Recommended Snapdragon Varieties
Plant breeders love playing with snapdragons, so new varietals emerge every year. Most are sold as multicolor blends of seeds or transplants, but you can sometimes find individual colors. Some of the more popular series include:
Trailing
'Candy Showers' produces cascades of blooms on 12- to 14-inch vines that look lovely streaming out of containers.
Dwarf
'Floral Showers' produces bicolor blooms in shades of apricot, coral, lavender, red, yellow and white on 8-inch tall plants.
'Twinny Peach' is a double-flowered beauty that produces mounds of pastel blooms on tiny plants. It's perfect for containers or the front of a mixed border.
Medium
'Tutti-Frutti' has brightly colored blooms in orange, yellow, pink and ivory specked and striped with contrasting hues.

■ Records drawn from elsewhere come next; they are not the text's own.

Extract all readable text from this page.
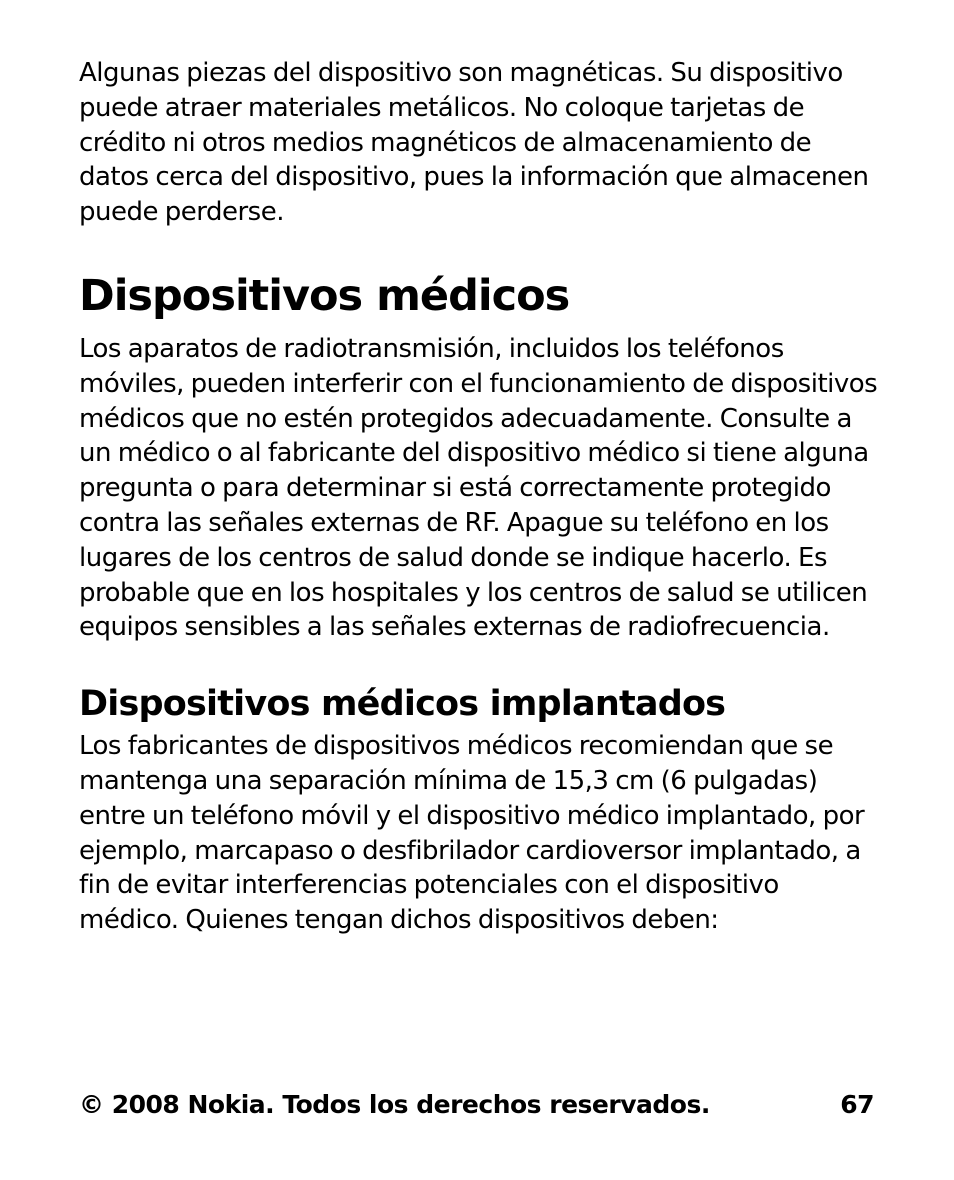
Algunas piezas del dispositivo son magnéticas. Su dispositivo puede atraer materiales metálicos. No coloque tarjetas de crédito ni otros medios magnéticos de almacenamiento de datos cerca del dispositivo, pues la información que almacenen puede perderse.

Dispositivos médicos

Los aparatos de radiotransmisión, incluidos los teléfonos móviles, pueden interferir con el funcionamiento de dispositivos médicos que no estén protegidos adecuadamente. Consulte a un médico o al fabricante del dispositivo médico si tiene alguna pregunta o para determinar si está correctamente protegido contra las señales externas de RF. Apague su teléfono en los lugares de los centros de salud donde se indique hacerlo. Es probable que en los hospitales y los centros de salud se utilicen equipos sensibles a las señales externas de radiofrecuencia.

Dispositivos médicos implantados

Los fabricantes de dispositivos médicos recomiendan que se mantenga una separación mínima de 15,3 cm (6 pulgadas) entre un teléfono móvil y el dispositivo médico implantado, por ejemplo, marcapaso o desfibrilador cardioversor implantado, a fin de evitar interferencias potenciales con el dispositivo médico. Quienes tengan dichos dispositivos deben:

© 2008 Nokia. Todos los derechos reservados.	67
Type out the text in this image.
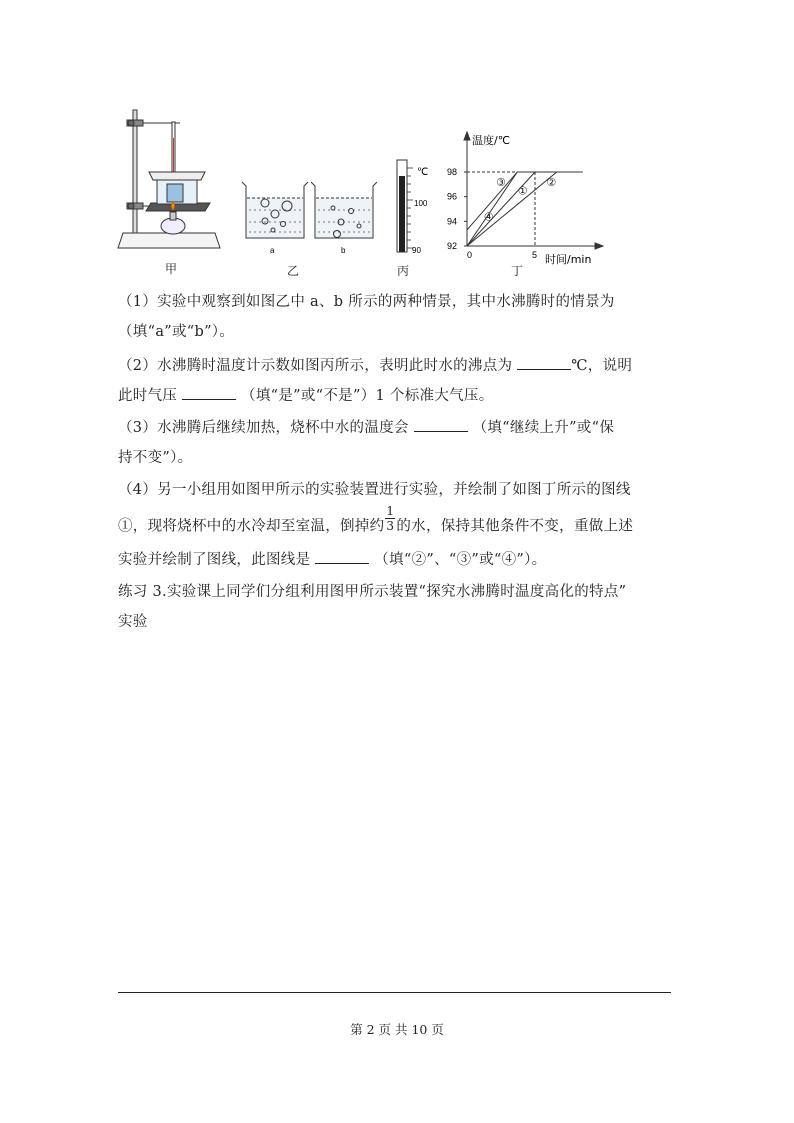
98
96
94
92
5
①
②
③
④
℃
100
90
a	b
温度/℃
时间/min
0
甲	乙	丙	丁
（1）实验中观察到如图乙中 a、b 所示的两种情景，其中水沸腾时的情景为
（填“a”或“b”）。
（2）水沸腾时温度计示数如图丙所示，表明此时水的沸点为	℃，说明
此时气压	（填“是”或“不是”）1 个标准大气压。
（3）水沸腾后继续加热，烧杯中水的温度会	（填“继续上升”或“保
持不变”）。
（4）另一小组用如图甲所示的实验装置进行实验，并绘制了如图丁所示的图线
①，现将烧杯中的水冷却至室温，倒掉约 $\frac{1}{3}$ 的水，保持其他条件不变，重做上述
实验并绘制了图线，此图线是	（填“②”、“③”或“④”）。
练习 3.实验课上同学们分组利用图甲所示装置“探究水沸腾时温度高化的特点”
实验
第 2 页 共 10 页
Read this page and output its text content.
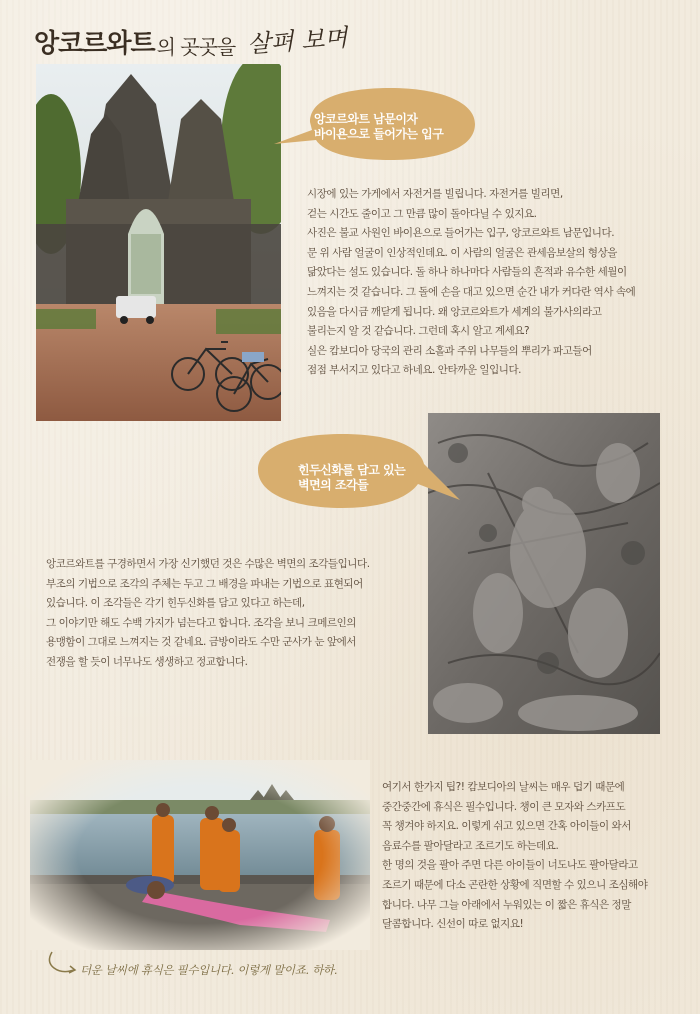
앙코르와트 의 곳곳을 살펴 보며
앙코르와트 남문이자
바이욘으로 들어가는 입구
시장에 있는 가게에서 자전거를 빌립니다. 자전거를 빌리면,
걷는 시간도 줄이고 그 만큼 많이 돌아다닐 수 있지요.
사진은 불교 사원인 바이욘으로 들어가는 입구, 앙코르와트 남문입니다.
문 위 사람 얼굴이 인상적인데요. 이 사람의 얼굴은 관세음보살의 형상을
닮았다는 설도 있습니다. 돌 하나 하나마다 사람들의 흔적과 유수한 세월이
느껴지는 것 같습니다. 그 돌에 손을 대고 있으면 순간 내가 커다란 역사 속에
있음을 다시금 깨닫게 됩니다. 왜 앙코르와트가 세계의 불가사의라고
불리는지 알 것 같습니다. 그런데 혹시 알고 계세요?
실은 캄보디아 당국의 관리 소홀과 주위 나무들의 뿌리가 파고들어
점점 부서지고 있다고 하네요. 안타까운 일입니다.
힌두신화를 담고 있는
벽면의 조각들
앙코르와트를 구경하면서 가장 신기했던 것은 수많은 벽면의 조각들입니다.
부조의 기법으로 조각의 주체는 두고 그 배경을 파내는 기법으로 표현되어
있습니다. 이 조각들은 각기 힌두신화를 담고 있다고 하는데,
그 이야기만 해도 수백 가지가 넘는다고 합니다. 조각을 보니 크메르인의
용맹함이 그대로 느껴지는 것 같네요. 금방이라도 수만 군사가 눈 앞에서
전쟁을 할 듯이 너무나도 생생하고 정교합니다.
여기서 한가지 팁?! 캄보디아의 날씨는 매우 덥기 때문에
중간중간에 휴식은 필수입니다. 챙이 큰 모자와 스카프도
꼭 챙겨야 하지요. 이렇게 쉬고 있으면 간혹 아이들이 와서
음료수를 팔아달라고 조르기도 하는데요.
한 명의 것을 팔아 주면 다른 아이들이 너도나도 팔아달라고
조르기 때문에 다소 곤란한 상황에 직면할 수 있으니 조심해야
합니다. 나무 그늘 아래에서 누워있는 이 짧은 휴식은 정말
달콤합니다. 신선이 따로 없지요!
더운 날씨에 휴식은 필수입니다. 이렇게 말이죠. 하하.
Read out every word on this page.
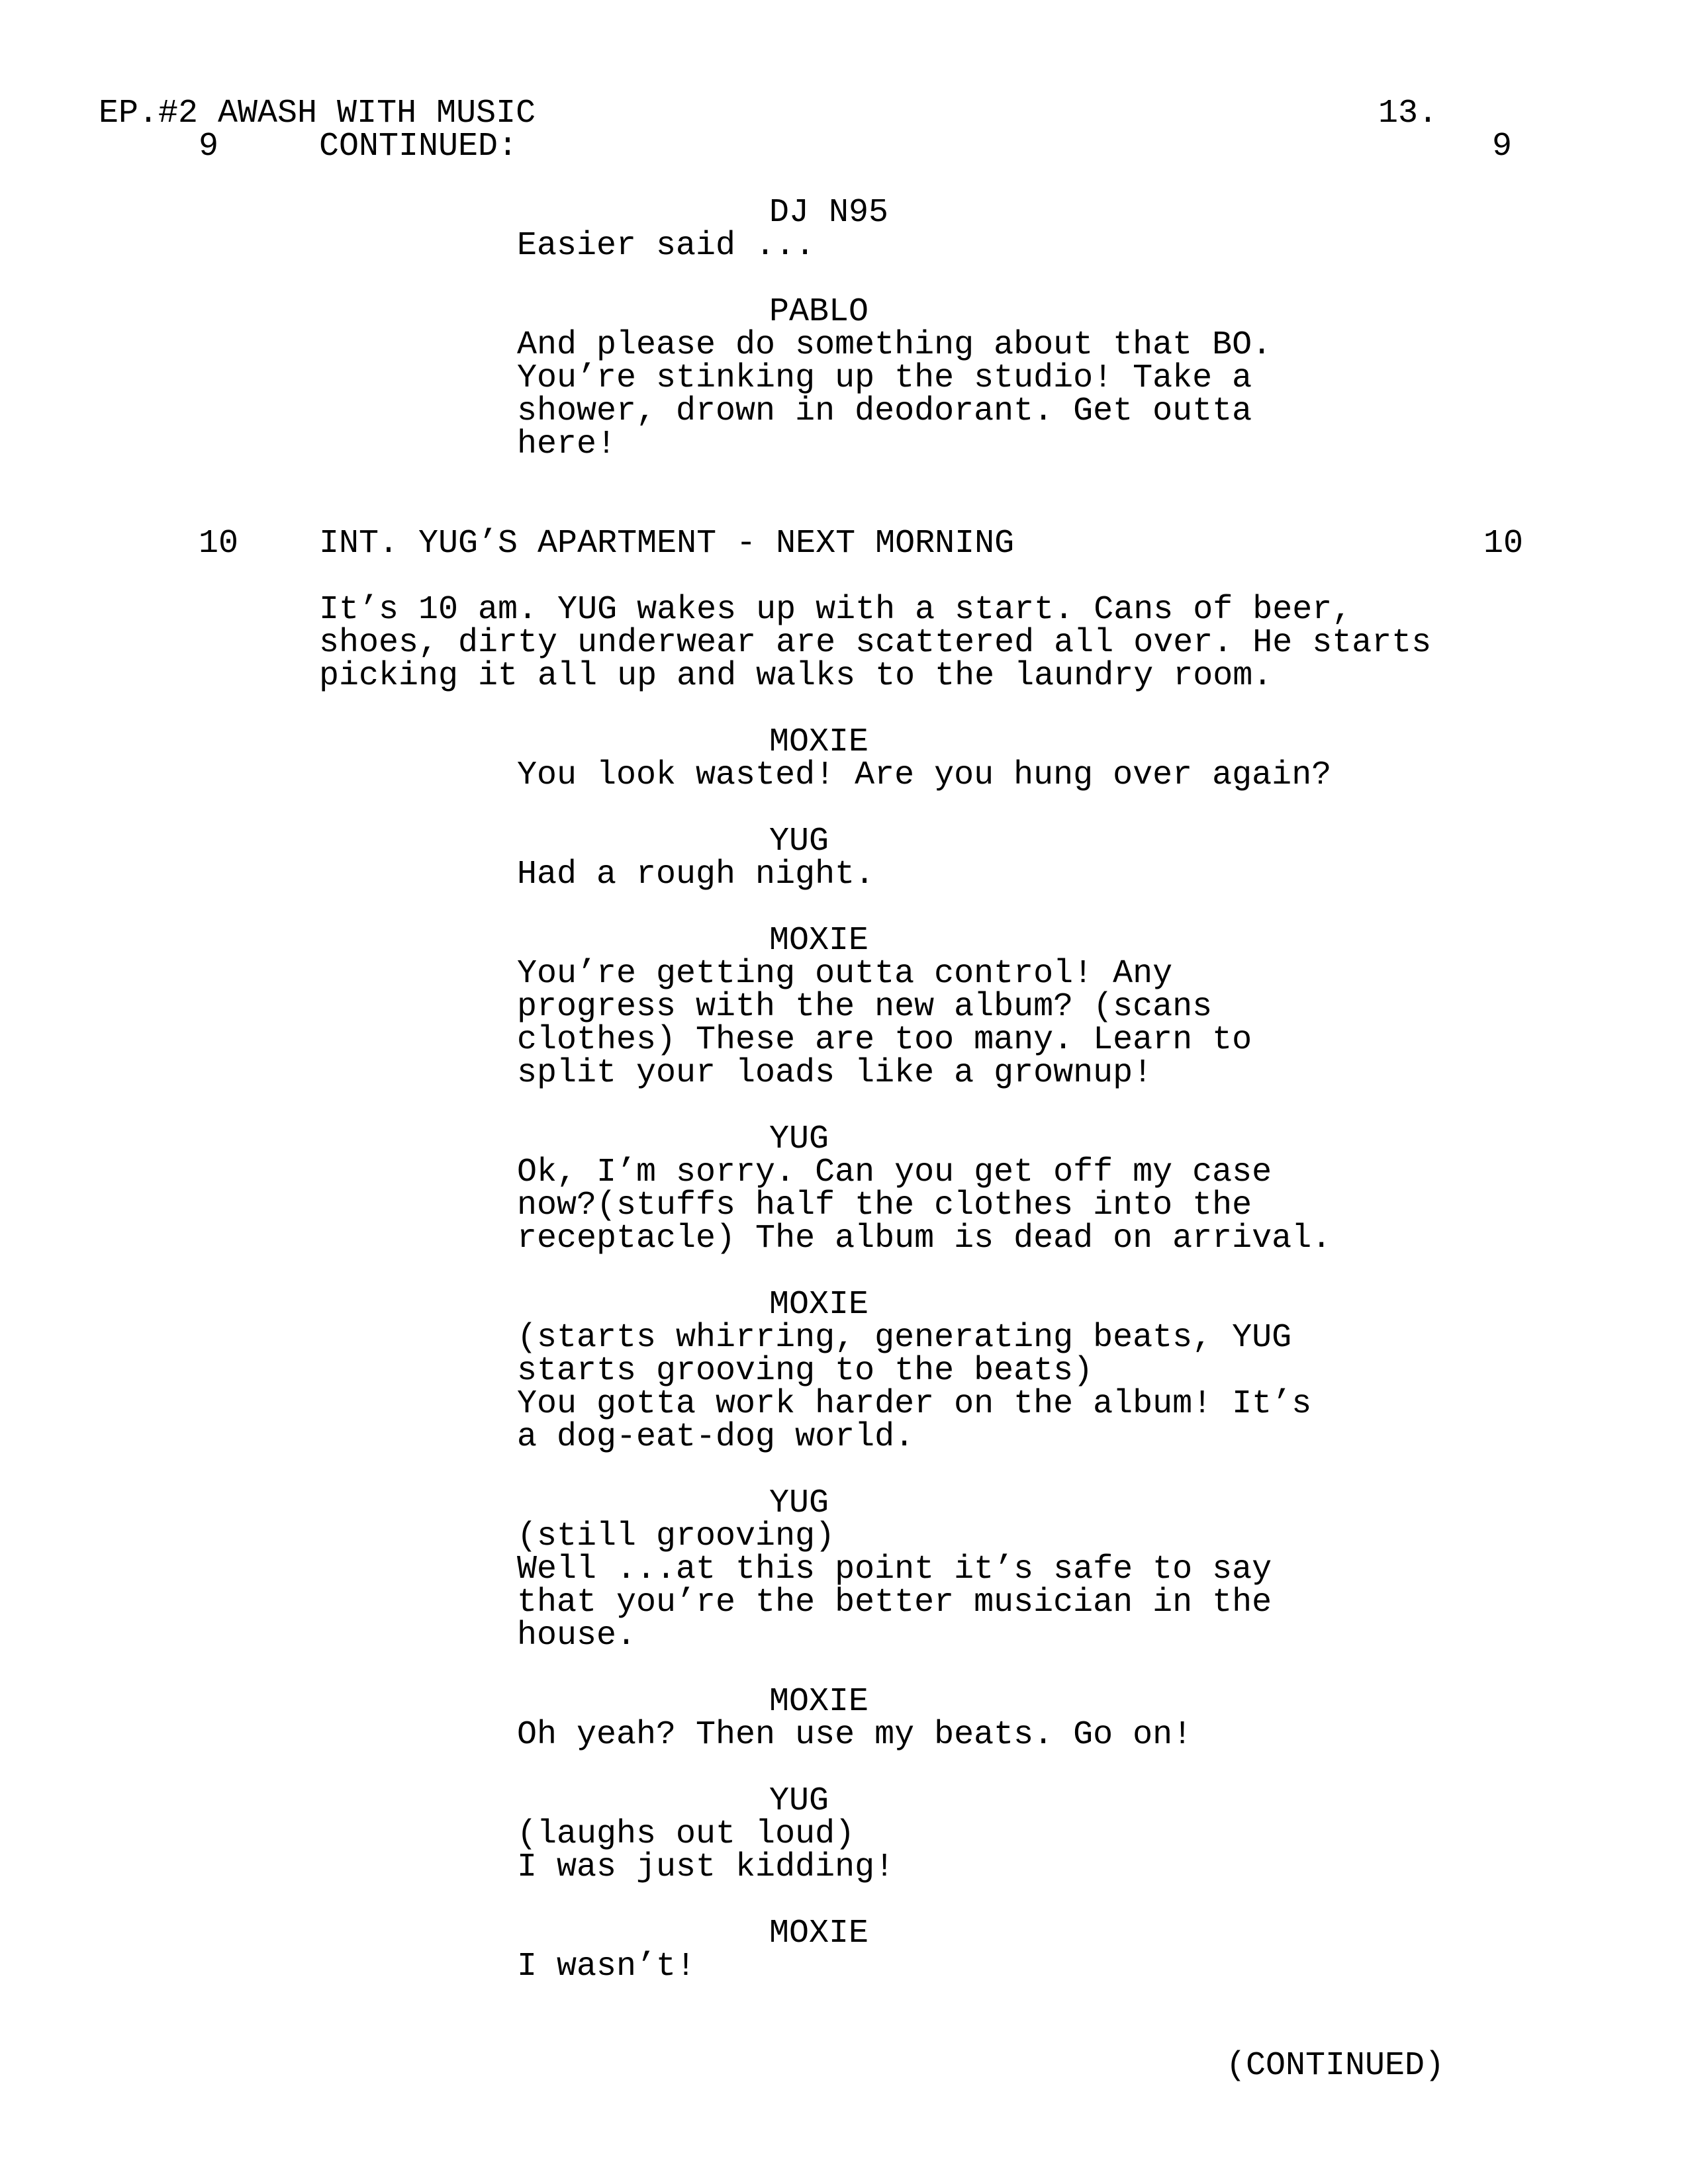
EP.#2 AWASH WITH MUSIC	13.
9	CONTINUED:	9
DJ N95
Easier said ...
PABLO
And please do something about that BO.
You’re stinking up the studio! Take a
shower, drown in deodorant. Get outta
here!
10 INT. YUG’S APARTMENT - NEXT MORNING	10
It’s 10 am. YUG wakes up with a start. Cans of beer,
shoes, dirty underwear are scattered all over. He starts
picking it all up and walks to the laundry room.
MOXIE
You look wasted! Are you hung over again?
YUG
Had a rough night.
MOXIE
You’re getting outta control! Any
progress with the new album? (scans
clothes) These are too many. Learn to
split your loads like a grownup!
YUG
Ok, I’m sorry. Can you get off my case
now?(stuffs half the clothes into the
receptacle) The album is dead on arrival.
MOXIE
(starts whirring, generating beats, YUG
starts grooving to the beats)
You gotta work harder on the album! It’s
a dog-eat-dog world.
YUG
(still grooving)
Well ...at this point it’s safe to say
that you’re the better musician in the
house.
MOXIE
Oh yeah? Then use my beats. Go on!
YUG
(laughs out loud)
I was just kidding!
MOXIE
I wasn’t!
(CONTINUED)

'Cinderella Mix' features blooms in cream, yellow, gold, salmon, orange and scarlet on 20-inch tall plants. You get maximum flowers per plant with this type because after the main spike blooms, plants send out side shoots that make more blooms.
Tall
'Rocket' series snapdragons are more heat tolerant than other types so they're a good choice for warmer climates. These dependable, hardy plants produce blooms in a range of colors including red, yellow, white and pink.
'Madame Butterfly' produces ruffled, double-petal blooms that look a bit like rosebuds on 30 inch plants. Flowers come in a mix of colors including bronze, ivory, pink, rose, red and yellow. They are gorgeous as cut flowers.
'Topper' produces elegant spikes of flowers in yellow, salmon, scarlet and white on 3-foot tall plants.